Honestly, women should stop doing this kind of thing so that people understand that Bengali women take their traditions and their religion very seriously.” Another thing that many Bangladeshi women suffer from is a kind of psychologically imposed veil. Since I was a young girl, I have witnessed this tendency among my nieces and friends to reach for a scarf or orna when they felt it was only appropriate to cover their heads when in the presence of other veiled women were or during azaan.
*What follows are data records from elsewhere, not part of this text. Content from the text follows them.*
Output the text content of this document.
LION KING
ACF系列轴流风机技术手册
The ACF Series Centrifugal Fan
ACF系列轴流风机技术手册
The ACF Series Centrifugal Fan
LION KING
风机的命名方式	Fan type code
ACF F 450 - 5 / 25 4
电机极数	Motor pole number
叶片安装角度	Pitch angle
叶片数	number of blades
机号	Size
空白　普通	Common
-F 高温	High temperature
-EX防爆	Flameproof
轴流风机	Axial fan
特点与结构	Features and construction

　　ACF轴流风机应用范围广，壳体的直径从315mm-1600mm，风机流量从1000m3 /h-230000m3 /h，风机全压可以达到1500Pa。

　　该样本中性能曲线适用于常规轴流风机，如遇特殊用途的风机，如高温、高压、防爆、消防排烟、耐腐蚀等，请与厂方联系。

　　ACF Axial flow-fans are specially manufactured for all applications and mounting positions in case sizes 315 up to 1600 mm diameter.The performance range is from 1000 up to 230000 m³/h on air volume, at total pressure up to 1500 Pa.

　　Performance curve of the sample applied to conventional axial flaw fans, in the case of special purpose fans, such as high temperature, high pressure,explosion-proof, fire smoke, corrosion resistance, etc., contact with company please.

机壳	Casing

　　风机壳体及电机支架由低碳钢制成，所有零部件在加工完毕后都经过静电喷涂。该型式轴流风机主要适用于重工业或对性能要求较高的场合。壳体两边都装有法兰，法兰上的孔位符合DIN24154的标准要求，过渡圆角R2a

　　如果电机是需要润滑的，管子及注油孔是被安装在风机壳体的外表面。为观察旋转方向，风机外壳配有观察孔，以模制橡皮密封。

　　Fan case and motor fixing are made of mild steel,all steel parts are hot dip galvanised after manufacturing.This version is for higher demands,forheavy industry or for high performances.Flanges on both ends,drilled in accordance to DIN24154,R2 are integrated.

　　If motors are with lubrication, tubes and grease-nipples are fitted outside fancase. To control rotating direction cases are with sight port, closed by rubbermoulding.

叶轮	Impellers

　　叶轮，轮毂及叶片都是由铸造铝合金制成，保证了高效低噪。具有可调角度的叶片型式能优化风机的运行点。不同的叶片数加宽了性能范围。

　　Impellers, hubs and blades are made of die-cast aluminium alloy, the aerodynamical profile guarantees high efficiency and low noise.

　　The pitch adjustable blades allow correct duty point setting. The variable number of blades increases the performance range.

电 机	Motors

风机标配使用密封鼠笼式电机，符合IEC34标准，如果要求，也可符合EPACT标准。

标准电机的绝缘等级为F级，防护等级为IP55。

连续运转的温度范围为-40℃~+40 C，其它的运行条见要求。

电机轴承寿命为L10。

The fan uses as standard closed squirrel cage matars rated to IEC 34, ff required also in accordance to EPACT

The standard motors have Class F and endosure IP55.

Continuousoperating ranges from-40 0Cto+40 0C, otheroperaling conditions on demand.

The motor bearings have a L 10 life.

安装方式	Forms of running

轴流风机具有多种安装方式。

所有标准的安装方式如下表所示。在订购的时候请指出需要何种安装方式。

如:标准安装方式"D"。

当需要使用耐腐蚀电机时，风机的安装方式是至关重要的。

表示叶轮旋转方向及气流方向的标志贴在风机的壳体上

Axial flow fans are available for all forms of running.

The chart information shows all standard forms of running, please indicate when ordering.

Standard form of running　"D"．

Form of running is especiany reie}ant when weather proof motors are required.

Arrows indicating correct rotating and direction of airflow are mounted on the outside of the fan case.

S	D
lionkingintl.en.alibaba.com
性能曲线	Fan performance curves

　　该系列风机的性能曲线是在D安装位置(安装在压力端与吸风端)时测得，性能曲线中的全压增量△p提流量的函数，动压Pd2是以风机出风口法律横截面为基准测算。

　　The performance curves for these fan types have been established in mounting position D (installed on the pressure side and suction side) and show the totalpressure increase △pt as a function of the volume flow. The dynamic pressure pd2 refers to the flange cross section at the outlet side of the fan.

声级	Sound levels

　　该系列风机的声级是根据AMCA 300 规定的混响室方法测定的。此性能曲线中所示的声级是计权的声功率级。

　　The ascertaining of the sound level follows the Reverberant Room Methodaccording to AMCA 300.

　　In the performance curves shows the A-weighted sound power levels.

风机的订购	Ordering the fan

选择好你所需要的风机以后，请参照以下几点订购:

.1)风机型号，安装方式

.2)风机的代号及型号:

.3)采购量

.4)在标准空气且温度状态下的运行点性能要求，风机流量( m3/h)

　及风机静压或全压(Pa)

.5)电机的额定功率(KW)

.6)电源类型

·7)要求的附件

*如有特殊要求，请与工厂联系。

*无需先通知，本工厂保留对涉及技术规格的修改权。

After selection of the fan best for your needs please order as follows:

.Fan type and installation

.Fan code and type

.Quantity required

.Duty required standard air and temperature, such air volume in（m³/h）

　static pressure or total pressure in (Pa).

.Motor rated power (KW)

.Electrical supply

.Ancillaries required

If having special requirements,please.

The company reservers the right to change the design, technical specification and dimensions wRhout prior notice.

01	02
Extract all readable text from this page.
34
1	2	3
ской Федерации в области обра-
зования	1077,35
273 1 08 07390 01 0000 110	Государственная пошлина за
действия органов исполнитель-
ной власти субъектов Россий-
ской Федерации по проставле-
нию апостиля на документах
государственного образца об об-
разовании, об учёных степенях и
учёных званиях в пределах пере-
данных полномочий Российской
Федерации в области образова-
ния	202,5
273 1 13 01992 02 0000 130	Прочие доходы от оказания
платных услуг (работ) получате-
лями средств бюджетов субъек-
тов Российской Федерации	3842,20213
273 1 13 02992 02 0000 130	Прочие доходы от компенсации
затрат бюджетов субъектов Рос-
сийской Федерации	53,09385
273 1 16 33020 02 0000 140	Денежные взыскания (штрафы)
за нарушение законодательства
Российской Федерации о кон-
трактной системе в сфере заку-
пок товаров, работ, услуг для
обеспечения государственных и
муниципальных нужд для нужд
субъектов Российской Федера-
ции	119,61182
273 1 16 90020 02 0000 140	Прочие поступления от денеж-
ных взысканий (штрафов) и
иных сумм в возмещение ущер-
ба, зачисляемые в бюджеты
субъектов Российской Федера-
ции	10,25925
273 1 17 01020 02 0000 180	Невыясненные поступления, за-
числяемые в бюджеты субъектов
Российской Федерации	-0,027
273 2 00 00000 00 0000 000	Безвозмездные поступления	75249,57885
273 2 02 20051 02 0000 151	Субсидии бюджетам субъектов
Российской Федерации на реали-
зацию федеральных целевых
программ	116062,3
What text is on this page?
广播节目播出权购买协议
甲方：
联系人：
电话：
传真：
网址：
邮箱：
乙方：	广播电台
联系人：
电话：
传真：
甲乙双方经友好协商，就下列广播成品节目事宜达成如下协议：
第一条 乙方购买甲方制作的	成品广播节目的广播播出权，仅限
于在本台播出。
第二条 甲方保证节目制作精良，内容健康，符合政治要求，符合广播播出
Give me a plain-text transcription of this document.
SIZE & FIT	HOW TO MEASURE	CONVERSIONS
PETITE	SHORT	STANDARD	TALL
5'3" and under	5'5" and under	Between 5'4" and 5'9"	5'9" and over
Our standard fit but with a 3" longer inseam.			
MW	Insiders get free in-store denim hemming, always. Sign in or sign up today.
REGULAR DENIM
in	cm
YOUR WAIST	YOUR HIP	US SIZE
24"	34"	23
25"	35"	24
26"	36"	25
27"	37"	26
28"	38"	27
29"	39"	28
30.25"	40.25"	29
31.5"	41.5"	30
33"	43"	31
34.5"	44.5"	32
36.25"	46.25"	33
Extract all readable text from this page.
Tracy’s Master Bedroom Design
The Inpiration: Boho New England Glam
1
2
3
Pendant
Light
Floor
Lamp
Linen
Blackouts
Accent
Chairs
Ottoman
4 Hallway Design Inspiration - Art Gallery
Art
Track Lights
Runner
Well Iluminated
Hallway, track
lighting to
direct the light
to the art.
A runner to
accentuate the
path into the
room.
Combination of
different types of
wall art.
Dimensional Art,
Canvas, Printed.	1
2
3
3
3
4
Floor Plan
What is really surprising is that all the time I had felt such inclinations to reach for my chair it was because I wanted to fit in and not seem to lack religious etiquette and modesty . Although I am a practicing Muslim, I do not feel that my piety and modesty are necessarily tied to whether or not I veil. In this sense, then, veiling acts as a means of oppression to some extent, adding to already misunderstood ideas about the veil.

Despite these difficulties, more and more Bangladeshi women, even younger ones, have adopted some form of veil, especially the mathar orna, once they have realized the level of mobility, flexibility and convenience it offers, in addition to being a marker and even be a practitioner. of modesty and piety. For most of them it is an encouraging and reassuring fact that they have perfect control over their own lives and veil because they want it, and not because someone else wants it for them.

Limitations of the study…

Conclusion

Seeking security, safety and spirituality: religious conditioning and everyday aspirations among female university students in Bangladesh. Do you wear it regularly, or are there specific circumstances under which you wear it? Do you feel completely comfortable wearing it, or do you feel like there is some kind of pressure when wearing it?

Many people think that wearing the mathar orna is deeply connected with Islamic spirituality and piety. Because you are a Muslim, you believe it is your duty to wear the mathar orna. How would you characterize the way veiling has changed in your family over the course of these four generations?